There certainly are many options that lie between using an AI agent to build a whole product and using no AI at all. Just like restaurants that order ready-to-cook chicken breasts instead of buying whole birds with heads and feet intact, you can carefully use AI for boring tasks. In many real projects, there are one-shot scripts, long configuration files, boilerplate, prototypes, or bureaucratic reports. If you can avoid or abstract out these tasks, it's wonderful, but sometimes you just can't, either for legal reasons or because of corporate bureaucracy. AI is fine for these tasks.
However, please treat AI output as a disposable, low-quality attempt, not like a piece of wisdom sent to you from heaven:
- Please don't paste LLM output in conversations. If I ask you about something, then I consider you smarter than an LLM, which I could have asked myself.

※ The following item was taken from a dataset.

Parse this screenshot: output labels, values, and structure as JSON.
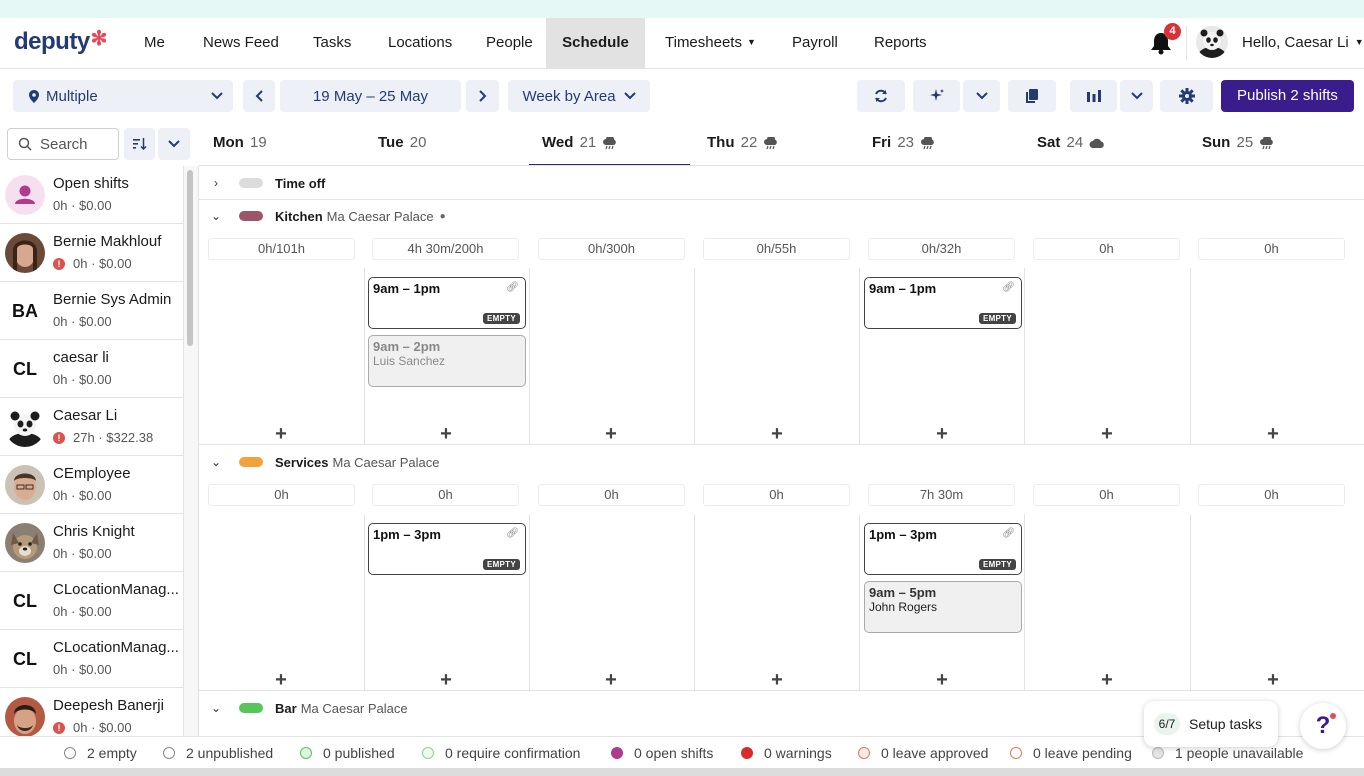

- Don't assume that AI could quickly improve code that somebody else planned and built for several months. Again, it suggests that AI is smarter than the person, which is insulting to them.
- Don't send for review a huge AI-generated pull request without a clear aim. AI agents tend to do more than you asked for, so they start to "correct" the code and often introduce subtle errors in the process. Prefer a focused, controlled change that is easier to review.
- Use AI for code review, but note that it cannot replace a human reviewer. AI is great at finding errors that a human easily misses (such as typos, inconsistent naming, or coding standard violations). In contrast, a human reviewer understands the context and business logic, which AI cannot do. Many AI-generated suggestions are incorrect or excessive.
- Please know that you can always run the same prompt again with different results, try a different LLM, search the Web, or even consult a book. Don't trust LLMs blindly, especially for factual information. Hallucinations are still a problem.
Unfortunately, the world in general is not getting smarter in recent years. The overuse of AI fits into this trend. We now have AI-generated music and AI-generated books that were predicted by George Orwell in his novel "1984". When I first read about AI agents, I couldn't help but remember an old Helloween's song:
Sometimes, when he's feeling bored, he's calling it a day
He's got his computers and they do it their own way
Do we live in a dystopia now? Yes and no. It was possible to build a whole software product cheaply before; it was called outsourcing twenty years ago. For the $20'000 that Anthropic spent on vibecoding a C compiler, they could have hired somebody in a very poor country, which would end up with a similar result, just not so fast.
Great software still takes time, effort, and consideration. It's possible that the AI mania will make us value artisanal things more. If everything could be generated, then what is left to us is our ingenuity.
Just like my previous blog post on the subject, this one was written without any help from LLMs. I'll continue to "cook" delicious software for you.